Un film figlio del suo tempo

Diario di una schizofrenica di Nelo Risi (1968)

Rossella Vaccaro

“Ero caduta al di là del pensiero e non ero più che vuoto e desolazione. Solo coloro che hanno perduto la realtà ed hanno vissuto nel paese inumano e crudele della Luce, possono veramente apprezzare la gioia della vita e comprendere il valore inestimabile della comunicazione umana”.  Renée (Anna)

Il film di Nelo Risi, Diario di una schizofrenica, è indubbiamente figlio del suo tempo: siamo infatti nel 1968, anno in cui in Italia esplode il movimento sociale e politico che ha portato profondi cambiamenti in tutti gli ambiti della società italiana. Tra questi, quello della concezione della salute mentale è stato un cambiamento di grande portata.
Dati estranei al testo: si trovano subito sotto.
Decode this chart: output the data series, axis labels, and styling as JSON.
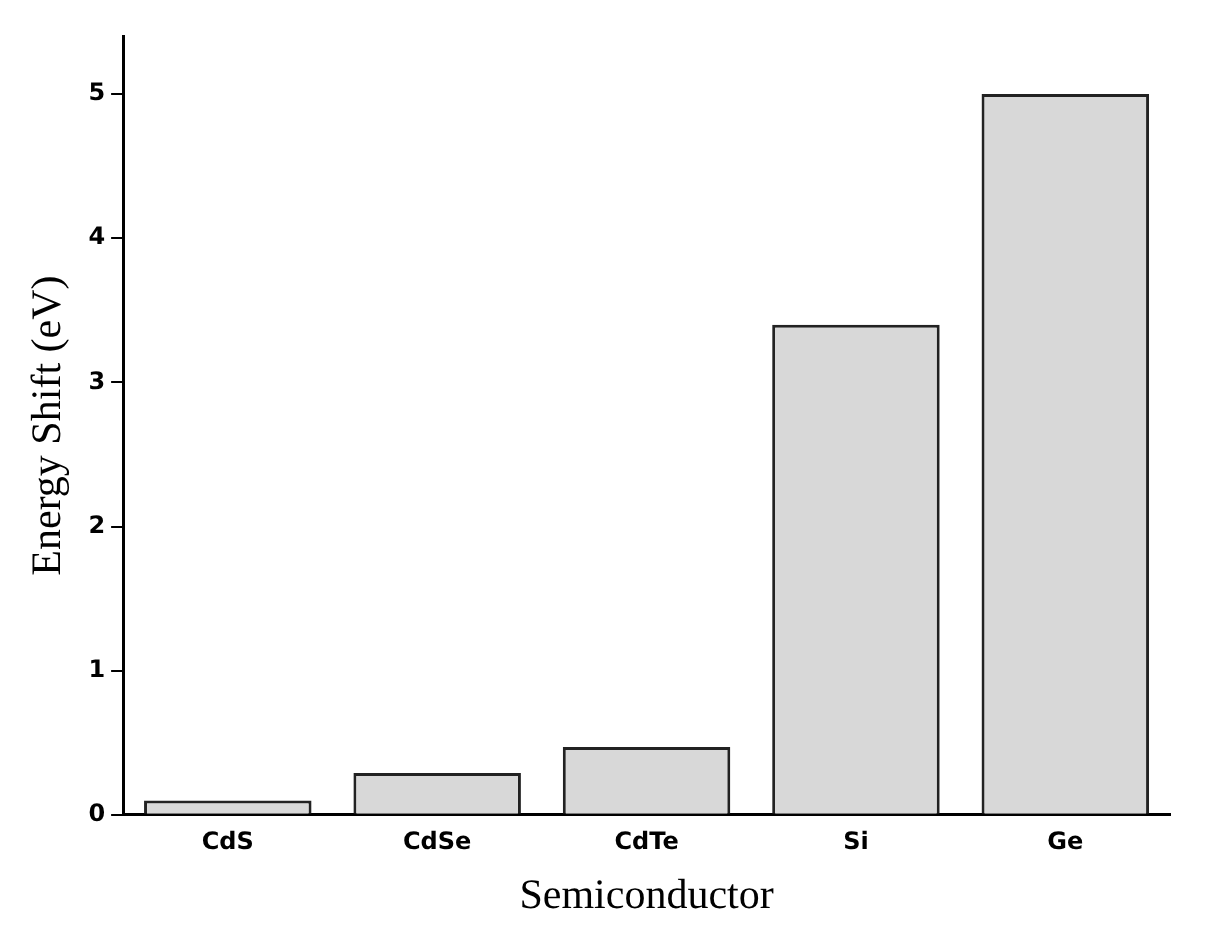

Già dal 1962 lo psichiatra Franco Basaglia aveva avviato, nell’ospedale psichiatrico di Gorizia, le prime esperienze ‘anti-istituzionali’, innovative e rivoluzionarie, nell’ambito della cura delle malattie mentali, l’inizio del trasferimento del modello di comunità all’interno dell’ospedale psichiatrico. Sempre del 1968 è anche la pubblicazione del suo libro L’istituzione negata. Rapporto da un ospedale psichiatrico (Einaudi, Torino), testo che ebbe un grande successo editoriale e che ha sancito l’inizio della diffusione dell’‘antipsichiatria’: la negazione della disumanizzazione del malato e l’etica del dialogo in sostituzione dell’etica della coercizione, dal modello custodialistico a quello riabilitativo. Il movimento culminerà nel 1978 con l’approvazione della legge 180, tuttora in vigore, con cui viene decretata la chiusura dei manicomi non più identificati come luoghi adeguati di cura delle persone affette da malattie mentali. Al ruolo di assistenza e di custodia, troppo spesso repressiva, di un infermiere psichiatrico non dotato di strumenti perché privo di un percorso formativo specifico, la rivoluzione basagliana ha sostituito la figura di un infermiere psichiatrico concepito come professionista sanitario con specifiche competenze. 

Alla luce di questa breve, e pertanto assai incompleta, sintesi dell’inarrestabile cammino di riforma della concezione della malattia mentale e delle sue cure, il libro della psicoanalista svizzera Margherite Andrée Sechehaye, Journal d’une schizophrène, pubblicato nel 1950 (Presses Universitaires de France), si rivela in tutta la sua straordinaria modernità, anticipatrice di un cambiamento epocale. 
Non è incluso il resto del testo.